Philadelphia Lawyers for Social Equity (PLSE) announced the results of the ten-year examination it has conducted into whether applicants for pardon, successful and not, go on to commit crimes that raise public safety concerns. The study, Pardons and Public Safety: Examining A Decade of Recidivism Data in Pennsylvania, covered the 3,037 pardon applications that had been filed in Pennsylvania between 2008 and 2018.
Reviewing the same ten years of data that had been analyzed by the Economy League of Greater Philadelphia in the report it published earlier this year, the PLSE study finds that only 53 of the 3,037 pardon applicants (1.7%) were subsequently incarcerated, and that just 2 applicants (0.066%) were convicted of having committed a crime of violence. It also finds that, to the extent that the Pennsylvania Board of Pardons has tried to predict who poses a threat to public safety, the Board denied “an enormously high percentage of applicants who could have benefitted from [pardons]”: of the 1,461 people who were not even given a hearing on their pardon applications, 97.45% have not gone on to commit a crime that led to their incarceration.
"Hard data is critical to fully understanding, assessing and reforming how the criminal justice system operates," said Attorney General Josh Shapiro. "As the Board of Pardons has reformed and streamlined the pardon process over the last few years, we have sought justice and public safety. This study provides valuable and important data to help us continue broadening opportunities for second chances."
The PLSE study builds on the Economy League’s April 2020 report Pardons as an Economic Investment Strategy: Examining a Decade of Data. Finding that pardons had contributed $16.5 million to Pennsylvania’s economy, the Economy League recommended that “pardons, with continued oversight for public safety concerns, should be considered as no-cost workforce development and neighborhood investment tools” and urged the Board to increase the number of pardon applicants, the percentage of applications granted, and the speed in which pardons are granted or denied. The PLSE study projects that another $30 million could have been generated, with no increased risk to public safety, had more pardons been granted.
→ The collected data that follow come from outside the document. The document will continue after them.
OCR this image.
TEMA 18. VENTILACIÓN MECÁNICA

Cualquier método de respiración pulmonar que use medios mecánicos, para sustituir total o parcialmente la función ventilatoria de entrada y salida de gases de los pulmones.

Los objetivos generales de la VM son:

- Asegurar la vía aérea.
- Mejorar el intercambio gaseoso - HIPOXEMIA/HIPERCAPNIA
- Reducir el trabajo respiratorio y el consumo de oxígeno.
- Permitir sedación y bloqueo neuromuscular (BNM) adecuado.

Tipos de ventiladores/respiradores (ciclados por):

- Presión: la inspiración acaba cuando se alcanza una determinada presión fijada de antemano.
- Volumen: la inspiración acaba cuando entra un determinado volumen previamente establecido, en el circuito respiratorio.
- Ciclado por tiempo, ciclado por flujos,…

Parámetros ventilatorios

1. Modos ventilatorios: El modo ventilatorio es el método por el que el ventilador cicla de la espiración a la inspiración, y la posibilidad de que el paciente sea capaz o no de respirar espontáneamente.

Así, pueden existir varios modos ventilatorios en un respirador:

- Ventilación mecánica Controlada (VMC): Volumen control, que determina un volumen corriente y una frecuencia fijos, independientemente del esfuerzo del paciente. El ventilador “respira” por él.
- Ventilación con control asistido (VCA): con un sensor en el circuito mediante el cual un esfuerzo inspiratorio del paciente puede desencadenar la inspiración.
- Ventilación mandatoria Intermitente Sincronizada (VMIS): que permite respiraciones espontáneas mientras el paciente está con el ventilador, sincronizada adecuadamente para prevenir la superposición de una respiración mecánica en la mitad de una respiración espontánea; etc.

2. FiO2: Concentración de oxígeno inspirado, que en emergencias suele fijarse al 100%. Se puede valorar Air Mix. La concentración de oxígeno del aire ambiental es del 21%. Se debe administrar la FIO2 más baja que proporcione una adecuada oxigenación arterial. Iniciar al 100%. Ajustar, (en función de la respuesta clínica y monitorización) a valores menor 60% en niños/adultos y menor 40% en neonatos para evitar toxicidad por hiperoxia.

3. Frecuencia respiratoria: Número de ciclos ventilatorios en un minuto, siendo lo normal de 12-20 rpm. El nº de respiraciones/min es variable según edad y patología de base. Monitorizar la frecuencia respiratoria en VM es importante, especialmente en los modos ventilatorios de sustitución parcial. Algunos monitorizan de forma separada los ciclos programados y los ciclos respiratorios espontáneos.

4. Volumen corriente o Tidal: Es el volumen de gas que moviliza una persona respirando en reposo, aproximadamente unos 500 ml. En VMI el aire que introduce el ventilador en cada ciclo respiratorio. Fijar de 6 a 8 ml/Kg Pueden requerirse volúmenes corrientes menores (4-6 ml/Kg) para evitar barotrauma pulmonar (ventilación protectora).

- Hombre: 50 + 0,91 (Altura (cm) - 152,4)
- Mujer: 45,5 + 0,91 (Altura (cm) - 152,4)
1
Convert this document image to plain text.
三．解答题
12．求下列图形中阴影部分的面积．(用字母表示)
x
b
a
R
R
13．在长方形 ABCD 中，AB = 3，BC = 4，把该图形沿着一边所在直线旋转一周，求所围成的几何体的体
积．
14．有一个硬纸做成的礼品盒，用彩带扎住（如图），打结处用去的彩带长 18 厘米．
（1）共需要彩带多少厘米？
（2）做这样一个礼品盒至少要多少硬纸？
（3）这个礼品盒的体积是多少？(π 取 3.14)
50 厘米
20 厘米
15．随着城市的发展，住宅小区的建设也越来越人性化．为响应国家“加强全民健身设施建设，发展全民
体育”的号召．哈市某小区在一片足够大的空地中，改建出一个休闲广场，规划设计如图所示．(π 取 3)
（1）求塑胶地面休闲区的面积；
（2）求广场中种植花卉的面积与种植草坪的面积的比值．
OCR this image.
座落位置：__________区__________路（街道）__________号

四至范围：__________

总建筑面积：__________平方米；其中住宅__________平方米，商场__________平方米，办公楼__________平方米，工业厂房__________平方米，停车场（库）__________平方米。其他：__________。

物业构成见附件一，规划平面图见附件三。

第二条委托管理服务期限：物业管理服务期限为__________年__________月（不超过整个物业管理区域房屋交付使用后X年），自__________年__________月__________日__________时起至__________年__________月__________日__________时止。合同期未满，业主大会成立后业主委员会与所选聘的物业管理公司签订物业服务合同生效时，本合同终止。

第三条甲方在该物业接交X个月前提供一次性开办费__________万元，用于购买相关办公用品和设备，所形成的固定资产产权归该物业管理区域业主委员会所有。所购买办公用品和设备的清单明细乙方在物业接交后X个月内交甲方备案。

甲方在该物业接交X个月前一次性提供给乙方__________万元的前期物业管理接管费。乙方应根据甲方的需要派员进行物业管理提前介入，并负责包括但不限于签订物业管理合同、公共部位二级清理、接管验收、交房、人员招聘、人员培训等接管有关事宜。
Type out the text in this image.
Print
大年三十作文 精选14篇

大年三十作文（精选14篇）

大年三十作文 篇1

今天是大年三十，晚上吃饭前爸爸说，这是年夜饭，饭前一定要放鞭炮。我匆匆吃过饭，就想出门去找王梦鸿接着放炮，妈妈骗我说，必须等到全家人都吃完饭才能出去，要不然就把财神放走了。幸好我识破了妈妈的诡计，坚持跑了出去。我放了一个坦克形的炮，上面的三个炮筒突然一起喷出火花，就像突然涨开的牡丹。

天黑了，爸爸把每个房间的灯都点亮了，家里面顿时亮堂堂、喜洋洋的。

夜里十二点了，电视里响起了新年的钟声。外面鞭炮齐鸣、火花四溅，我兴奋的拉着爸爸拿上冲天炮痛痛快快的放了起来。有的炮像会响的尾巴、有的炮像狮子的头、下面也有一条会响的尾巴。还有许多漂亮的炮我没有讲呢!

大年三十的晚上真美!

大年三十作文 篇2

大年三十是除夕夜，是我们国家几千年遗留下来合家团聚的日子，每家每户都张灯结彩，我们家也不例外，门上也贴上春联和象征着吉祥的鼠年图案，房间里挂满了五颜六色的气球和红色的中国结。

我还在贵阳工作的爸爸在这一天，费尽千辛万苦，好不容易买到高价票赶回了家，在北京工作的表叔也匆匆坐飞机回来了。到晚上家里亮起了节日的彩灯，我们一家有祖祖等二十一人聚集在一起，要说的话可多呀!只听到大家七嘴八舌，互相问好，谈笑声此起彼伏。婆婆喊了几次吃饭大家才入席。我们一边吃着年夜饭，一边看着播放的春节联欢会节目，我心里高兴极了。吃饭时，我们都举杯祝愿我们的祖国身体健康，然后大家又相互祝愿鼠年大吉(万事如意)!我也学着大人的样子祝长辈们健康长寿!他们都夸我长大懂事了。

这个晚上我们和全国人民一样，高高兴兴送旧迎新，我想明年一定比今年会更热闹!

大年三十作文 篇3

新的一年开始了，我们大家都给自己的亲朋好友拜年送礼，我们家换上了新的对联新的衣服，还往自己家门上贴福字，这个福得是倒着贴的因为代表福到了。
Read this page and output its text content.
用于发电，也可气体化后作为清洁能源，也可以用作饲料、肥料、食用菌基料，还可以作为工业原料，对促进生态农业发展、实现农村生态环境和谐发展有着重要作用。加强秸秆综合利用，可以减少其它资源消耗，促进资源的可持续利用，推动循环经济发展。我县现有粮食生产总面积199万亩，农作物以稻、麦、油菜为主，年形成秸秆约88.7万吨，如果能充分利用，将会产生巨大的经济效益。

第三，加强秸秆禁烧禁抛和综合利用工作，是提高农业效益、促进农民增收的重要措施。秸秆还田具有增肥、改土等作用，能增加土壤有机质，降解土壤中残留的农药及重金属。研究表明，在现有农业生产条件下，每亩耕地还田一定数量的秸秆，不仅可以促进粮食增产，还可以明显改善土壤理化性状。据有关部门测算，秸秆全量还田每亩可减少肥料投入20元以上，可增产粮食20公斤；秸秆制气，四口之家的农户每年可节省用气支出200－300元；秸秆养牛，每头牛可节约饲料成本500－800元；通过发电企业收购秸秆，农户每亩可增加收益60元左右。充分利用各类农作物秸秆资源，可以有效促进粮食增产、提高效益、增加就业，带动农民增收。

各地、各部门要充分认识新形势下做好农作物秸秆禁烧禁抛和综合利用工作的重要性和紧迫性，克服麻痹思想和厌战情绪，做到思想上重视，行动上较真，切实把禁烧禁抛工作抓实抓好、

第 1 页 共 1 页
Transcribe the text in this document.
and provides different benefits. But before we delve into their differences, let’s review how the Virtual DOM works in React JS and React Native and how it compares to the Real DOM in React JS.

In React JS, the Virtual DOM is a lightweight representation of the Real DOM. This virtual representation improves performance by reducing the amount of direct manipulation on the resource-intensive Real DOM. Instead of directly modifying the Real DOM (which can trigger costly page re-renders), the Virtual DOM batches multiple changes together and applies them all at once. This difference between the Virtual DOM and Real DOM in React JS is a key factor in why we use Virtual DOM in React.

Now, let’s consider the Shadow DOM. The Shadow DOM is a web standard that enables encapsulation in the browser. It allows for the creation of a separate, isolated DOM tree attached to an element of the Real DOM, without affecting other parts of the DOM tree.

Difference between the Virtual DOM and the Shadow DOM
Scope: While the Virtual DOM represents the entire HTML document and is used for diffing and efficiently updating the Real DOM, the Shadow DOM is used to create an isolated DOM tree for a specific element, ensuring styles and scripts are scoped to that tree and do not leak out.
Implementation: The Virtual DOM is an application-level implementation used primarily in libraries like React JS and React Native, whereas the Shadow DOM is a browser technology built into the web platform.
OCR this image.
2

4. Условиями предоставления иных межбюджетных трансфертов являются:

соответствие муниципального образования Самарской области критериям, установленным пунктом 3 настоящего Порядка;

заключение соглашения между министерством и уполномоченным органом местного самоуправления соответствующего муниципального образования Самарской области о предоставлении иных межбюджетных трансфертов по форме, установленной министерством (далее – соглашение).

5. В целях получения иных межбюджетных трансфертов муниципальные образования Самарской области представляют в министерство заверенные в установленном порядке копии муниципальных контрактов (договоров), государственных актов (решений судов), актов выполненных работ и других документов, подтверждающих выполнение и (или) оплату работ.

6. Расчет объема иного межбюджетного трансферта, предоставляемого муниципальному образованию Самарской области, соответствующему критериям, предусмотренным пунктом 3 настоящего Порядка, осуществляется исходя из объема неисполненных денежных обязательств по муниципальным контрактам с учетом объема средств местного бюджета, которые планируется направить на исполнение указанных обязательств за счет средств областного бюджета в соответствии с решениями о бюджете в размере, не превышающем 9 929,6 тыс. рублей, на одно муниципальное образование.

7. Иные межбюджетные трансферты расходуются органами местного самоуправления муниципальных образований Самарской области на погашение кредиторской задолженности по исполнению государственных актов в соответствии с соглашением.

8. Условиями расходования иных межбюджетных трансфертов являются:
Daniel S. Nagin, Ph.D., the Teresa and H. John Heinz III Professor of Public Policy and Statistics at Carnegie Mellon University who consulted on the PLSE report, endorsed its conclusions. “Concerning the very modest number of individuals who do recidivate,” he said, “it is important to recognize that Board’s pardon decision had no effect on their recidivism, because these individuals were already free in society.” Noting the “lifelong stigma that burdens access to the legal labor market” that comes from a criminal conviction, he continued: “Increasing the rate of pardon among those who have heretofore been denied will free the vast majority of individuals who have put their criminal past behind them to pursue their potential as contributing members of society.”
The PLSE study also documented that, three years after a negative decision was made on their pardon applications, 98.26% of the disappointed applicants had not committed another crime, and have not to date. This finding lead PLSE to recommend that the Board of Pardons automatically re-hear in three years every case it initially denies – which would keep the applicant’s hope alive and incentivize continued good behavior.
Jeff Brown, Chair of Pennsylvania’s Workforce Development Board and the president and chief executive officer of Brown’s Super Stores, Inc., also applauded the report. “It’s clear that Pennsylvania cannot reach its economic potential if its citizens are not allowed to reach their personal potentials. Criminal records are steel ceilings - and I see it every day - that make every mistake a life sentence.” Earlier in August, the Workforce Development Board recommended that the capacity of the Board of Pardons be increased, both to decrease the amount of time for an application to be considered and to increase the number of individuals who can have their pardons heard within one year.
“My business employs over 600 returning citizens,” Brown continued, “and I know how committed and dependable they are. This study clearly demonstrates that giving returning citizens a second chance makes our communities much safer.”